その道路の山道は多少入り組んでいて、雨は降っていないのだけど路面は濡れている。
下りのカーブに差し掛かった時、運転手が多少大きくハンドルを切りすぎてしまったせいか、ハンドルを取られてしまった。
(あ、死んだかも)
そう思うくらいの激しい揺れが、右と左に1回ずつ。
不思議なことだけど、その瞬間の映像は今でも鮮明に、そしてゆっくりとしたイメージとして覚えている。
気がつくと私は後部座席の椅子に首を挟まれ、しっかり90度横たわった状態で
「イタタタ・・・」
と呻いていた。
しかも何やら焦げ臭い匂いもする。
(もしかしたら爆発するかも・・・)
他のメンバーは互いに声を掛け合い安否を確認し、急いでキャンピングカーから離脱した(幸いにして負傷者はいなかった)。

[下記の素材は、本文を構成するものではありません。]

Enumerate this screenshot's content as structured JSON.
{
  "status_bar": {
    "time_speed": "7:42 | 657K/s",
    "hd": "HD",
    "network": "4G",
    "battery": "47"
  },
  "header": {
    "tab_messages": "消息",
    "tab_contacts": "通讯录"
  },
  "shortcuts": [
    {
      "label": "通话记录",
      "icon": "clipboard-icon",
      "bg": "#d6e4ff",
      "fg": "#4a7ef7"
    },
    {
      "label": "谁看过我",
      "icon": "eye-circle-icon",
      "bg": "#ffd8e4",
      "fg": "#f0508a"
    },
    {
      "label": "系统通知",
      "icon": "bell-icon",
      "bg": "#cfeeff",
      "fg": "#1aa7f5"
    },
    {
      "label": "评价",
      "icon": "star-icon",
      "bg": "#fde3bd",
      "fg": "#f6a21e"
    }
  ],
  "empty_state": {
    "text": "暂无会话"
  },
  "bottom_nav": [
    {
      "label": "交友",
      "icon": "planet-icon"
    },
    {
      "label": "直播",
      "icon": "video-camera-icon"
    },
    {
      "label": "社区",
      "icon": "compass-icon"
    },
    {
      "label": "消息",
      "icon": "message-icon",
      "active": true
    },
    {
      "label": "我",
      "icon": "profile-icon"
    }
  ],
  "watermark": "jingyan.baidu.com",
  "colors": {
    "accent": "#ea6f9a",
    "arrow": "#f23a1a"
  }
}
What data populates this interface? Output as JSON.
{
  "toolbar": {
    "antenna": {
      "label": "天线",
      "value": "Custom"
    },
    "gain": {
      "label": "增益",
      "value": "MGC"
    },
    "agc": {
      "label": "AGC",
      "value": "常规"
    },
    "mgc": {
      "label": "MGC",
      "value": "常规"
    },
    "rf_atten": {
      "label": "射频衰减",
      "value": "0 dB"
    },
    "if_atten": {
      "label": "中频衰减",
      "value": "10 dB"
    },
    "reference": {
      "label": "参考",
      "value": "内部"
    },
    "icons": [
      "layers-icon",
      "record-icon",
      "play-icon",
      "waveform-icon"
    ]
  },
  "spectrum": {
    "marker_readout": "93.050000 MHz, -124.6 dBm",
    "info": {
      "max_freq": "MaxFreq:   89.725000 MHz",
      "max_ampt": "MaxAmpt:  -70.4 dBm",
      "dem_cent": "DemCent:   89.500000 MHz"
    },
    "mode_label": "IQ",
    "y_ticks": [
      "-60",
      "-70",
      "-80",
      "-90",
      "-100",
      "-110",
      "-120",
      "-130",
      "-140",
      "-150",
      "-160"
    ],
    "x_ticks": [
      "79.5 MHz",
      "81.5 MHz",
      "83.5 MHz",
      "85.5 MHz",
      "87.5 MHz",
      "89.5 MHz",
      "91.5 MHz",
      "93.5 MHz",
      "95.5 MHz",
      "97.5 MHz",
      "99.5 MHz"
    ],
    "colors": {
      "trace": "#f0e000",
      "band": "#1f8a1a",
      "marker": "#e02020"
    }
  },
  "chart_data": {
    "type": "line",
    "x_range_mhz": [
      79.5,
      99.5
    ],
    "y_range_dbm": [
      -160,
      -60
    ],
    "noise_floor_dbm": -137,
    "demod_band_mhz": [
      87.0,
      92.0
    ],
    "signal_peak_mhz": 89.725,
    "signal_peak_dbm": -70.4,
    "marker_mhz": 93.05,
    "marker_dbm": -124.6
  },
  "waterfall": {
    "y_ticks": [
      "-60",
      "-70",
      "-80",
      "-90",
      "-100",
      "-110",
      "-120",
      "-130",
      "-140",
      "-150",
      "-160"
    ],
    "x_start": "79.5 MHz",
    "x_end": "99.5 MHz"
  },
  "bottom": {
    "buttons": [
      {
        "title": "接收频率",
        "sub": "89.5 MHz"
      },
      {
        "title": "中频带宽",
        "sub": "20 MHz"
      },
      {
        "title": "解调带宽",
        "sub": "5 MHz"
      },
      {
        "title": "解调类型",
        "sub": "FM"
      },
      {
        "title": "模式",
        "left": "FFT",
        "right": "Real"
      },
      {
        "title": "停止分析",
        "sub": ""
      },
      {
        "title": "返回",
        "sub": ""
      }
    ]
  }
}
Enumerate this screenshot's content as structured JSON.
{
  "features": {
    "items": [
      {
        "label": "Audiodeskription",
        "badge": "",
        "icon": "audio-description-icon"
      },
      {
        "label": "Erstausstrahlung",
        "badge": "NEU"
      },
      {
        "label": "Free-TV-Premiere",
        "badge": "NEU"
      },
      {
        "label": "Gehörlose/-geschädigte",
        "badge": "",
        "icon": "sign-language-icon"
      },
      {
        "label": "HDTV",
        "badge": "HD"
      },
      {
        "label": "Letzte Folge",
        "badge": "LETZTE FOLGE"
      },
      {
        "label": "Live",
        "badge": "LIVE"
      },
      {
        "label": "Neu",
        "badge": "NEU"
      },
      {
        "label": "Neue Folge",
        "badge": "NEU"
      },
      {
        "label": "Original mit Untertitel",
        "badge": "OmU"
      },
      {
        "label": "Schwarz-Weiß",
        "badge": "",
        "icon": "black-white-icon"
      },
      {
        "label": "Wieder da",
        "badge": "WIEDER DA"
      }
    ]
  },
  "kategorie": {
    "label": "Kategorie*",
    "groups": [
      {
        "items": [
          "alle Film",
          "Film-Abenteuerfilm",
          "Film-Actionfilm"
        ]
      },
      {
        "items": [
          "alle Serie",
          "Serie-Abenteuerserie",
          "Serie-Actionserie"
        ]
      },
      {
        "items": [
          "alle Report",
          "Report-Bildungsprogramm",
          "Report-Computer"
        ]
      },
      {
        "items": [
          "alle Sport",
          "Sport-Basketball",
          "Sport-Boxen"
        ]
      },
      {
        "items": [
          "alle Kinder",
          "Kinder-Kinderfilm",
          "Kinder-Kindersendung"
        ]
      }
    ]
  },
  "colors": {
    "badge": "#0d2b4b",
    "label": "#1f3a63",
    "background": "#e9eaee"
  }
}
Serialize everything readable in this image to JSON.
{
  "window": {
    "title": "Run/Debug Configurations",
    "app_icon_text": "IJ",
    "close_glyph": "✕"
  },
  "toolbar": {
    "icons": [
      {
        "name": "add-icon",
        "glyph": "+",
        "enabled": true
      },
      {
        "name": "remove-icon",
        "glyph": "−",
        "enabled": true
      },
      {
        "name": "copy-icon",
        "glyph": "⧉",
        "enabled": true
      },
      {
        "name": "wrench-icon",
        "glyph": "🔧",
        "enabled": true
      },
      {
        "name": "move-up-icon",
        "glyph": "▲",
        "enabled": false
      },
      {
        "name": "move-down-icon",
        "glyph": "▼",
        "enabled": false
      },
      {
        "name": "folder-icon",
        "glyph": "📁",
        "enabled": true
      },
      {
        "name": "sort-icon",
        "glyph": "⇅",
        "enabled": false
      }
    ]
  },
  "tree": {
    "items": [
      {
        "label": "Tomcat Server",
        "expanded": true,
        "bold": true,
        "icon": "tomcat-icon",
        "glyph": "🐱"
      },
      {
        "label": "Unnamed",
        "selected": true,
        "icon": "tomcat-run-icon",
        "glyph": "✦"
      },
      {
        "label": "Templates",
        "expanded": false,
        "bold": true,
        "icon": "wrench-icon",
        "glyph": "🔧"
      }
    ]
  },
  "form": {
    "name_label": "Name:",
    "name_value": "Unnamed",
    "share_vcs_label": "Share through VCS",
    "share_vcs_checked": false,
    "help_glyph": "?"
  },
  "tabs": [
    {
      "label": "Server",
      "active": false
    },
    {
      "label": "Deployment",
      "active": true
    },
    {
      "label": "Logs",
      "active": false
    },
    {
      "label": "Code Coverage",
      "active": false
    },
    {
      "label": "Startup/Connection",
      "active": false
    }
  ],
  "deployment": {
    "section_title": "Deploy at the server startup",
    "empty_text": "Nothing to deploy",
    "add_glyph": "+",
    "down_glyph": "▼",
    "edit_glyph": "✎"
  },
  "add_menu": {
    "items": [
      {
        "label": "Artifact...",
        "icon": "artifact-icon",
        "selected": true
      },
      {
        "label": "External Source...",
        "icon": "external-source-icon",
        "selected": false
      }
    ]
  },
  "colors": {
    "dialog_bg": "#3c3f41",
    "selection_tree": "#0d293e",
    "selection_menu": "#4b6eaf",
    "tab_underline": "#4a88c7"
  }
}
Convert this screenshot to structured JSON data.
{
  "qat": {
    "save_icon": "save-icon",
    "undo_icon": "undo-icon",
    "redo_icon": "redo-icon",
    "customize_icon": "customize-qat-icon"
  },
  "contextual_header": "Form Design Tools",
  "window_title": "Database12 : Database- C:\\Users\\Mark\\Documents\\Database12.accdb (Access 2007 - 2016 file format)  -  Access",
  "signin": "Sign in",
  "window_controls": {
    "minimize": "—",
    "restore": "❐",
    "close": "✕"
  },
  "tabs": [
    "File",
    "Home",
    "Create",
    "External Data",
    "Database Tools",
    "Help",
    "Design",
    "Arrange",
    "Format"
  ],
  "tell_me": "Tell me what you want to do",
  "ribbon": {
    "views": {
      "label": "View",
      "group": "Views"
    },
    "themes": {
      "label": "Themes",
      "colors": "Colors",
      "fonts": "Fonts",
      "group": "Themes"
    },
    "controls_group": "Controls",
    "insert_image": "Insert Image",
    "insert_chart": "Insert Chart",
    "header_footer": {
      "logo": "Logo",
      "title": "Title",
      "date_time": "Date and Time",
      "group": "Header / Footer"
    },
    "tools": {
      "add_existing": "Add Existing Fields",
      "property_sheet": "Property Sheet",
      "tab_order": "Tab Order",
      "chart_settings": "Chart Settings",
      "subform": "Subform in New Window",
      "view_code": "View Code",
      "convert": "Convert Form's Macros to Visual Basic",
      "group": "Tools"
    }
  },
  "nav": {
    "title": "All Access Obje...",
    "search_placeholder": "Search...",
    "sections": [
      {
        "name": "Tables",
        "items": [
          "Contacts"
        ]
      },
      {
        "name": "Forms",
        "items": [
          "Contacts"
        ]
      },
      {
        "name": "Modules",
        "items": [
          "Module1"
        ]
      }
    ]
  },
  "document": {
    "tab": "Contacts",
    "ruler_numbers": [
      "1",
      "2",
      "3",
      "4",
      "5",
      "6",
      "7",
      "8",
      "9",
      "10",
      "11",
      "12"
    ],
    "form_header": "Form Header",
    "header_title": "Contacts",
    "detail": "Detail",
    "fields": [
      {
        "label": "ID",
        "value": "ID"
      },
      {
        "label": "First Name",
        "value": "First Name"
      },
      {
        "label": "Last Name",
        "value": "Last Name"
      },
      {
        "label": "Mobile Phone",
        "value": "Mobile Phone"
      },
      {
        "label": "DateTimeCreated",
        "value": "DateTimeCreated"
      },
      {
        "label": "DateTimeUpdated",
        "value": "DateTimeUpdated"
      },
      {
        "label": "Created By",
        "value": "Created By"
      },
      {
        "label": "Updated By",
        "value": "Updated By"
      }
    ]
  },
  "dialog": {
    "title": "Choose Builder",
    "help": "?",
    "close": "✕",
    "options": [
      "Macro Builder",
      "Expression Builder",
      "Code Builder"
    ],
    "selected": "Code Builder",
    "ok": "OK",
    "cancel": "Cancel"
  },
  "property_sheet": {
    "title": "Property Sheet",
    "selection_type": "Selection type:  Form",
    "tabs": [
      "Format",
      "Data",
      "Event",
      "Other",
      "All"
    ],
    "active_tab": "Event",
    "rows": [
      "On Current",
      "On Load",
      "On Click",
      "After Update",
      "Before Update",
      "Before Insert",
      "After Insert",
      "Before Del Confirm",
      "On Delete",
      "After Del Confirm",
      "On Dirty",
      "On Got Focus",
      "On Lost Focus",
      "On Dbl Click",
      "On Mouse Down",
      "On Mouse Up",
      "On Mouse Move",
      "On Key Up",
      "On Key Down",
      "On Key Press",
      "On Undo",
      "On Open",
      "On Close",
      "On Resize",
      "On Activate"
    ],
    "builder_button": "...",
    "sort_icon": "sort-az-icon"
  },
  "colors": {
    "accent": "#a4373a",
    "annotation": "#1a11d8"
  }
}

つい先ほどまで車内で盛り上がっていたその車は、見るも無残な姿で横たわりながら数十メートル移動した痕跡を路上に刻んでいた。
事故現場の先に佇む崖
事故があった現場の数十メートル先にはガードレールがあったのだが、その向こう側は切り立った崖になっていた。
私たちはそれを見て思わずゾッとした。
もし万が一、横転した場所がここだったら・・・
確実に助かる見込みがないであろう死の匂いが、その崖の下からは発せられていた。
それでも何とか家族に連絡をしたりレッカー車を呼び、その場はタクシーに乗せられて近くの温泉まで行った。
道後温泉に行って帰る
こうして急遽終わりを告げたキャンピングカーの旅ではあったのだが、最後は道後温泉に浸かり、夜行バスにて無事に帰ってくることができた。
事故は本当に思わぬところに転がっている。
それは決して、たまたまハンドルを握っていた運転手が悪いわけではなく、同乗者全員が浮かれて油断していた、ということであった。
まあ何にせよ、九死に一生を得たので私たちはラッキーだった。
(そう思わないではいられない程、崖のインパクトが大きかった)
それ以来、私はキャンピングカーには乗っていないのだが、キャンピングカーを見るたびに、あの事故をしみじみと思い出してしまう。
キャンピングカーの注意点
キャンピングカーで気心の知れた友達と旅をするのは楽しい。
が、乗り慣れない車であるため、やはり幾つかの注意点が必要だ(目を細めながら語る)。
- バランスを崩しやすいカーブは要注意
- 車高が高いから入れない場所がある
- 後部座席でハシャギ過ぎない
- 休憩と運転ローテーションを入念に
こういったことを考慮に入れて、ぜひ楽しい旅をしてほしい。
余談だが、長崎への移住希望者にはキャンピングカーで移住先を検討できる、というプランがあるらしい。
私は五島の視察の際に利用したかったのだが、
「(島までの)船の輸送費が高いので、お勧めしません」
と担当者に言われ、利用は断念した。
またいつか、キャンピングカーで全国を旅したいと思う今日この頃。